Each word pierced like a poisoned needle.
Pressure. So this was pressure.
Erika's consciousness blurred. His vision trembled. At the next turn, Loren planted a foot sharply, pivoting with extraordinary body control. Almost a right angle.
Erika followed on instinct alone. He had no precision left. His exhausted ankle twisted violently.
A sharp collapse.
Stone met skin with a brutal skid. Pain seared his elbows and knees.
Erika lay gasping. His vision spotted with dancing lights.
The white figure stopped.
Loren turned back. His breath was steady, only a sheen of sweat on his temples. His ice-blue eyes showed neither victory nor pity. Merely observation, like watching predicted behavior in a test subject.
"Cadence passable. Stride utilization low. Core loose.
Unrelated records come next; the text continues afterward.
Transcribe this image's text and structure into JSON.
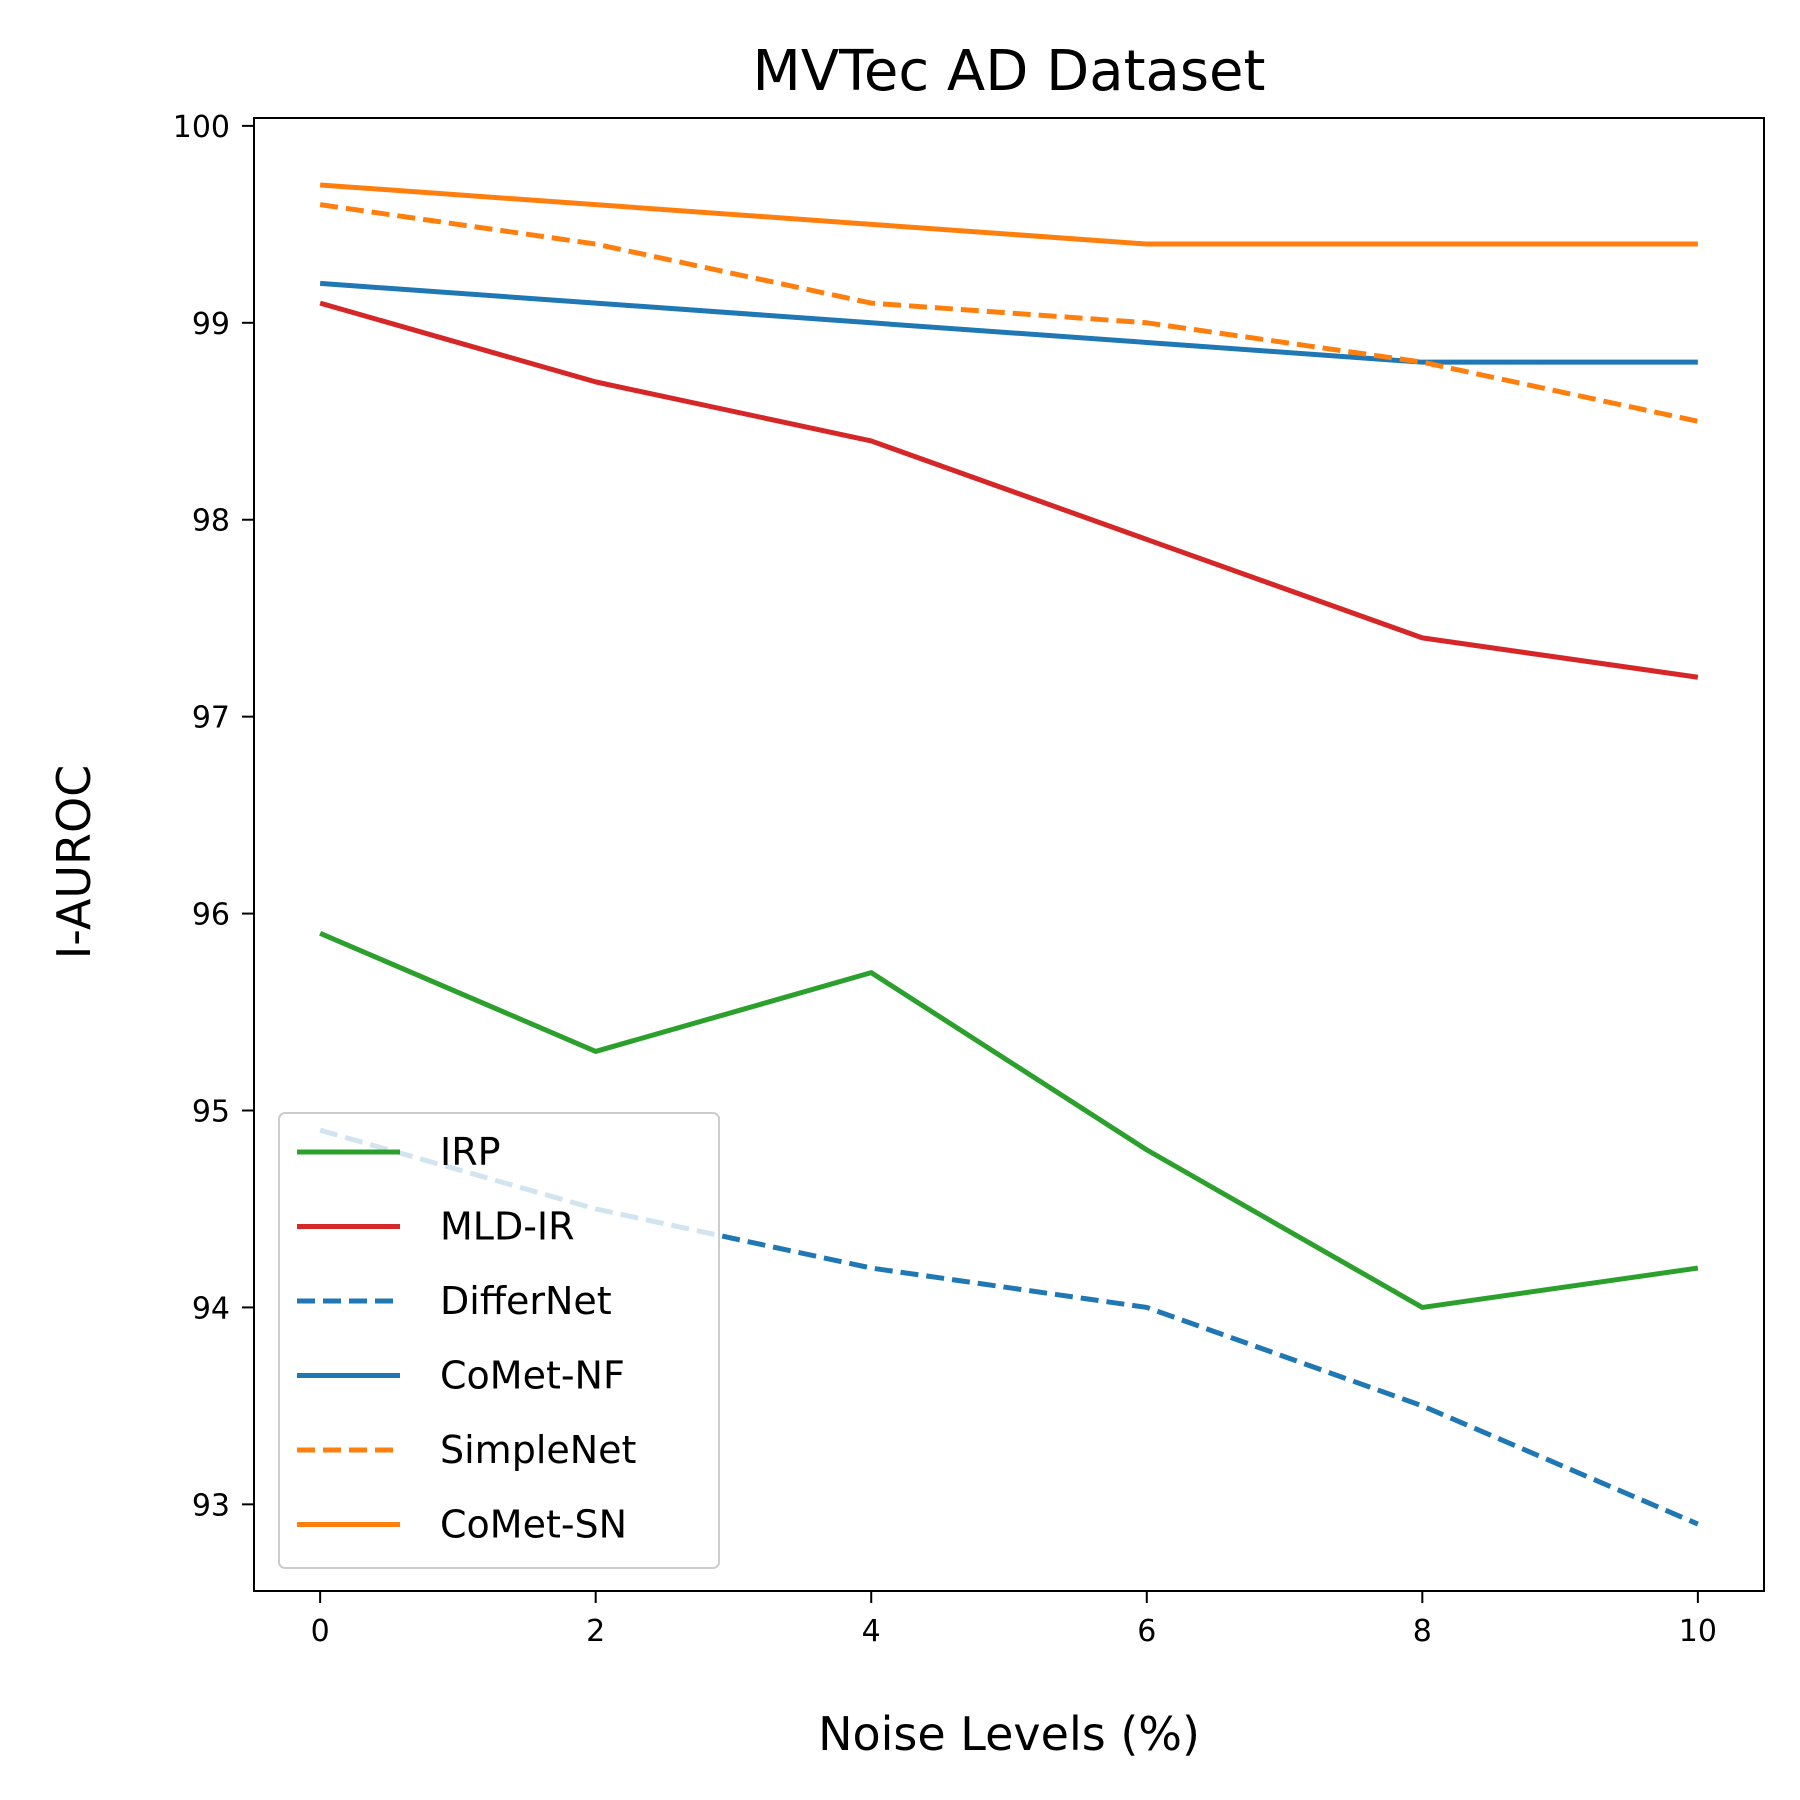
{
  "chart_data": {
    "type": "line",
    "title": "MVTec AD Dataset",
    "xlabel": "Noise Levels (%)",
    "ylabel": "I-AUROC",
    "x": [
      0,
      2,
      4,
      6,
      8,
      10
    ],
    "xticks": [
      0,
      2,
      4,
      6,
      8,
      10
    ],
    "yticks": [
      93,
      94,
      95,
      96,
      97,
      98,
      99,
      100
    ],
    "xlim": [
      -0.48,
      10.48
    ],
    "ylim": [
      92.56,
      100.04
    ],
    "grid": false,
    "legend_position": "lower-left",
    "series": [
      {
        "name": "IRP",
        "color": "#2ca02c",
        "style": "solid",
        "values": [
          95.9,
          95.3,
          95.7,
          94.8,
          94.0,
          94.2
        ]
      },
      {
        "name": "MLD-IR",
        "color": "#d62728",
        "style": "solid",
        "values": [
          99.1,
          98.7,
          98.4,
          97.9,
          97.4,
          97.2
        ]
      },
      {
        "name": "DifferNet",
        "color": "#1f77b4",
        "style": "dashed",
        "values": [
          94.9,
          94.5,
          94.2,
          94.0,
          93.5,
          92.9
        ]
      },
      {
        "name": "CoMet-NF",
        "color": "#1f77b4",
        "style": "solid",
        "values": [
          99.2,
          99.1,
          99.0,
          98.9,
          98.8,
          98.8
        ]
      },
      {
        "name": "SimpleNet",
        "color": "#ff7f0e",
        "style": "dashed",
        "values": [
          99.6,
          99.4,
          99.1,
          99.0,
          98.8,
          98.5
        ]
      },
      {
        "name": "CoMet-SN",
        "color": "#ff7f0e",
        "style": "solid",
        "values": [
          99.7,
          99.6,
          99.5,
          99.4,
          99.4,
          99.4
        ]
      }
    ]
  }
}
Breathing application... zero." A pause. "Motion driven purely by instinct and willpower. Inefficient. Wasteful."
Without another look, Loren walked toward Morrison.
Morrison slapped Loren's shoulder, delighted. "Perfect data! The standard suppressing the savage! Inefficiency—how fascinating!"
His eyes filled with growing fervor, Morrison peered down at Erika. "Interesting! Very interesting!"
The laughter and footsteps faded.
Erika's fists tightened until his nails pierced his skin.
"Inefficient. Wasteful."
Words that cut deeper than mockery or pain.